Wanna read more about these bloodied ones, as well as many other interviews, articles and record reviews that are geared to resensify even the stodgiest of hardened olde tyme hardshelled post-underground rock 'n roll survivors? Just send 'em a note (link above...couldn't embed it so paste away!) and reap your just desserts! Yum....

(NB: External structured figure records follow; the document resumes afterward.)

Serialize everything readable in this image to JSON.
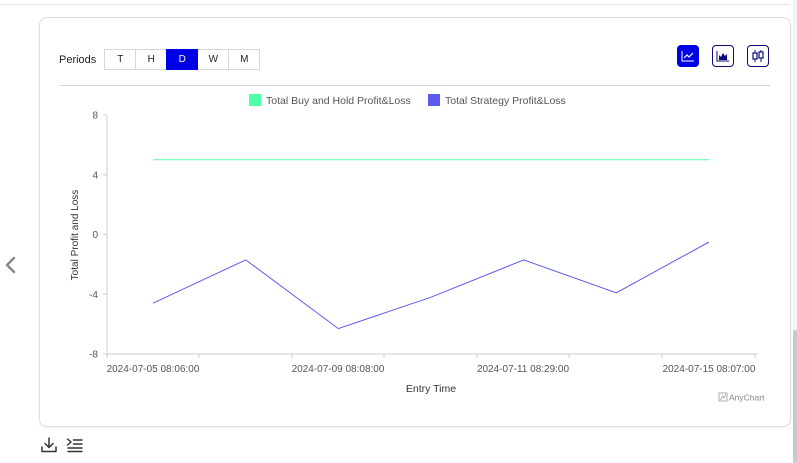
{
  "periods": {
    "label": "Periods",
    "options": [
      "T",
      "H",
      "D",
      "W",
      "M"
    ],
    "active": "D"
  },
  "chart_type_buttons": [
    {
      "icon": "line-chart-icon",
      "active": true
    },
    {
      "icon": "area-chart-icon",
      "active": false
    },
    {
      "icon": "candlestick-chart-icon",
      "active": false
    }
  ],
  "chart_data": {
    "type": "line",
    "x": [
      "2024-07-05 08:06:00",
      "2024-07-07",
      "2024-07-09 08:08:00",
      "2024-07-10",
      "2024-07-11 08:29:00",
      "2024-07-13",
      "2024-07-15 08:07:00"
    ],
    "x_tick_labels": [
      "2024-07-05 08:06:00",
      "2024-07-09 08:08:00",
      "2024-07-11 08:29:00",
      "2024-07-15 08:07:00"
    ],
    "series": [
      {
        "name": "Total Buy and Hold Profit&Loss",
        "color": "#4dffa6",
        "values": [
          5,
          5,
          5,
          5,
          5,
          5,
          5
        ]
      },
      {
        "name": "Total Strategy Profit&Loss",
        "color": "#5b5bf0",
        "values": [
          -4.6,
          -1.7,
          -6.3,
          -4.2,
          -1.7,
          -3.9,
          -0.5
        ]
      }
    ],
    "xlabel": "Entry Time",
    "ylabel": "Total Profit and Loss",
    "ylim": [
      -8,
      8
    ],
    "yticks": [
      8,
      4,
      0,
      -4,
      -8
    ],
    "legend_position": "top",
    "grid": false,
    "credit": "AnyChart"
  },
  "colors": {
    "accent": "#0000e6",
    "axis": "#cccccc"
  }
}
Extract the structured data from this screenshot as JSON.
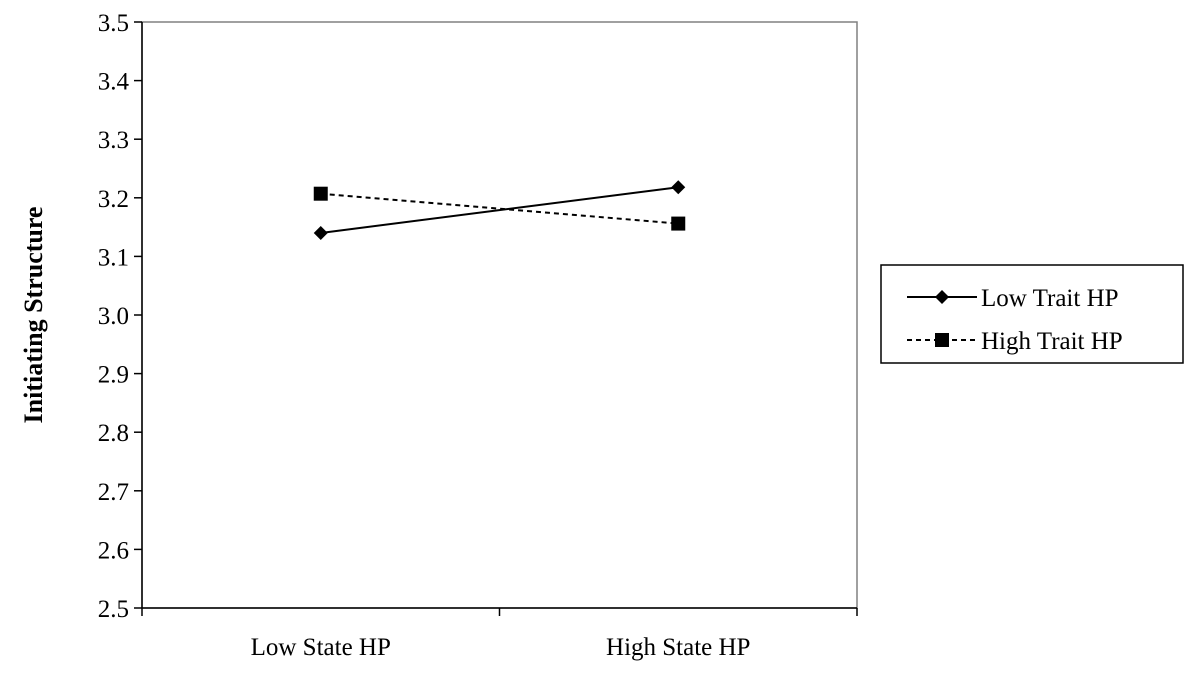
{
  "chart_data": {
    "type": "line",
    "title": "",
    "xlabel": "",
    "ylabel": "Initiating Structure",
    "categories": [
      "Low State HP",
      "High State HP"
    ],
    "ylim": [
      2.5,
      3.5
    ],
    "yticks": [
      "2.5",
      "2.6",
      "2.7",
      "2.8",
      "2.9",
      "3.0",
      "3.1",
      "3.2",
      "3.3",
      "3.4",
      "3.5"
    ],
    "grid": false,
    "legend_position": "right",
    "series": [
      {
        "name": "Low Trait HP",
        "values": [
          3.14,
          3.218
        ],
        "marker": "diamond",
        "line_style": "solid",
        "color": "#000000"
      },
      {
        "name": "High Trait HP",
        "values": [
          3.207,
          3.156
        ],
        "marker": "square",
        "line_style": "dashed",
        "color": "#000000"
      }
    ]
  }
}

Eddie here. Thanks for the review, Chris. But you once again mentioned the cover without actually looking to see who it is. It's in the table of contents every time. Last time it was Rich Coffee's wife Melanie when she was a teenager. #4 has a 1970 shot of Claudia Bell long before she married Craig.
ReplyDeleteJay here. Glad you liked my little article. I didn't live next door to Jonathan though. We lived about a half mile apart and were best friends from elementary school through high school. And we are still friends today, though we rarely get to see each other cause we live 10,000 miles apart, but we talk on the phone. BTW: I never hated Black to Comm. It was one of my favorite zines. I use to have about 10 issues, which I probably bought at In Your Ear Records in Boston... Ever since that Valentine's Day concert in '74, I've hated George Thoroughlynogood. The Bloody Virgins may have been THE best all-girl band ever… Still avidly waiting to receive my copy of Vulcher one of these days.